By Lubaina Plumber
I still remember the first time I attended a Sahiyo retreat. I walked into the retreat feeling uncertain, not quite knowing what to expect.But I left with a deep sense of connection—like I had just found a room full of people who spoke a language I had been struggling to translate for years.
Earlier this year, I attended my third retreat, and my second in-person one. While I thought I knew what to expect, it still caught me off guard in the best way. There is something profoundly healing about being in a space where no one has to explain why they are there –here the weight of our experiences is understood, held, and respected without question.
This retreat was a reminder of why survivor-led movements matter. When we gather—when we share, listen, and hold space for one another—it creates a kind of strength that doesn’t just come from fighting against something, but from building something new…a world where safety, trust, and choice is possible.

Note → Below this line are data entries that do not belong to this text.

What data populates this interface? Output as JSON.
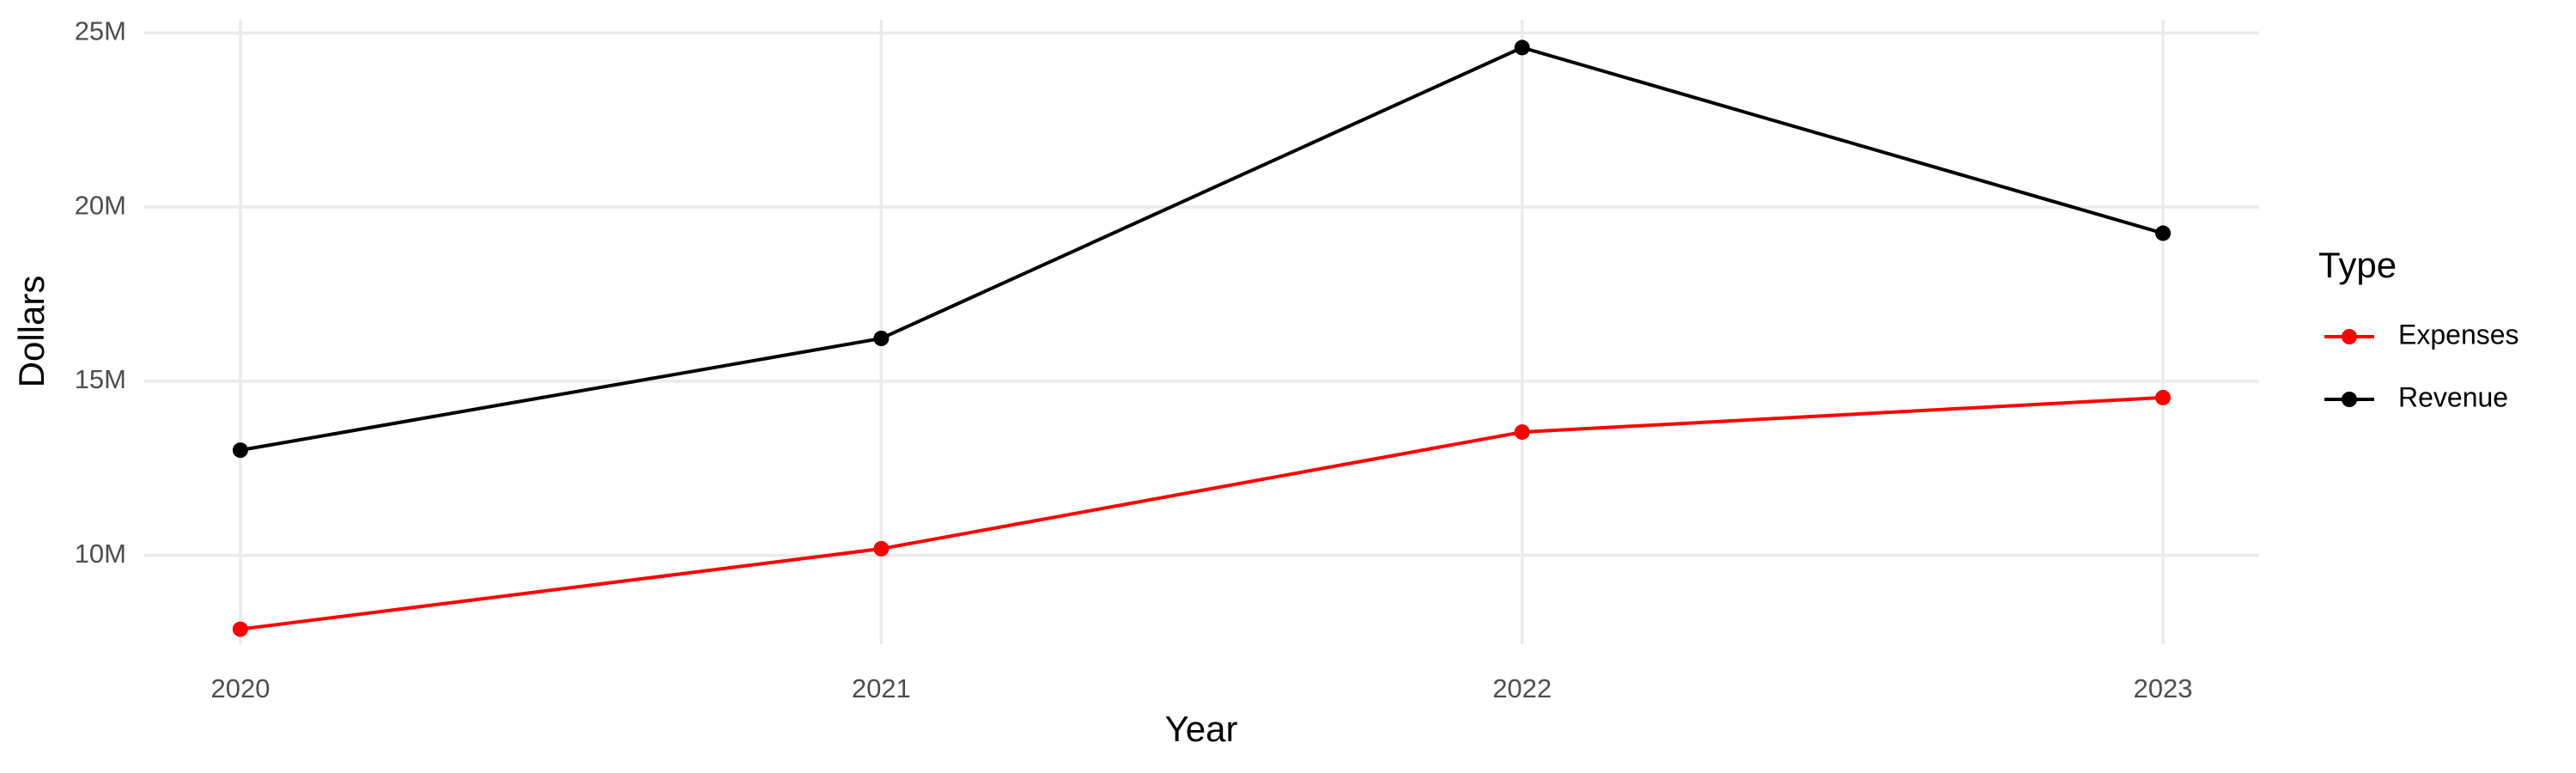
{
  "chart_data": {
    "type": "line",
    "x_label": "Year",
    "y_label": "Dollars",
    "legend_title": "Type",
    "x": [
      2020,
      2021,
      2022,
      2023
    ],
    "series": [
      {
        "name": "Expenses",
        "color": "#ff0000",
        "values": [
          7880000,
          10190000,
          13540000,
          14530000
        ]
      },
      {
        "name": "Revenue",
        "color": "#000000",
        "values": [
          13020000,
          16230000,
          24580000,
          19250000
        ]
      }
    ],
    "xlim": [
      2019.85,
      2023.15
    ],
    "xticks": [
      2020,
      2021,
      2022,
      2023
    ],
    "ylim": [
      7450000,
      25380000
    ],
    "yticks": [
      {
        "value": 10000000,
        "label": "10M"
      },
      {
        "value": 15000000,
        "label": "15M"
      },
      {
        "value": 20000000,
        "label": "20M"
      },
      {
        "value": 25000000,
        "label": "25M"
      }
    ],
    "grid": true,
    "legend": "right"
  }
}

One session in particular stayed with me long after the retreat ended. It was on medical anatomy and the different ways FGC manifests physiologically. I went in thinking it would be informative, but as the discussion went on, I felt my body tense. My hands fidgeted, my stomach clenched - I wanted to listen, to absorb, but I also wanted to look away. That discomfort told me something I hadn’t fully acknowledged before: my trauma is more physical than I realized. I can talk about justice, I can advocate for change, but when it comes to my own body, my own history, there is a part of me that still flinches. And yet, sitting with that discomfort, allowing myself to feel it rather than push it away felt like an unexpected step toward healing.
But this retreat wasn’t just about hard conversations. It was about laughter and late-night talks where we shared parts of ourselves we don’t always say out loud. It was about standing in a room full of strong, brilliant, compassionate people and feeling, without a doubt, that I belonged.
Each time I leave a Sahiyo retreat, I carry something new with me. This time, I carried the realization that healing isn’t a straight path - it’s a series of moments, conversations, and even uncomfortable truths that slowly bring us closer to ourselves.
I don’t know exactly what my journey in this movement will look like next. But I do know this: I want to keep showing up. For the people who are still finding their voices, for those who came before us, and for myself.
Because healing isn’t just about undoing the past. It’s about creating something better for the future.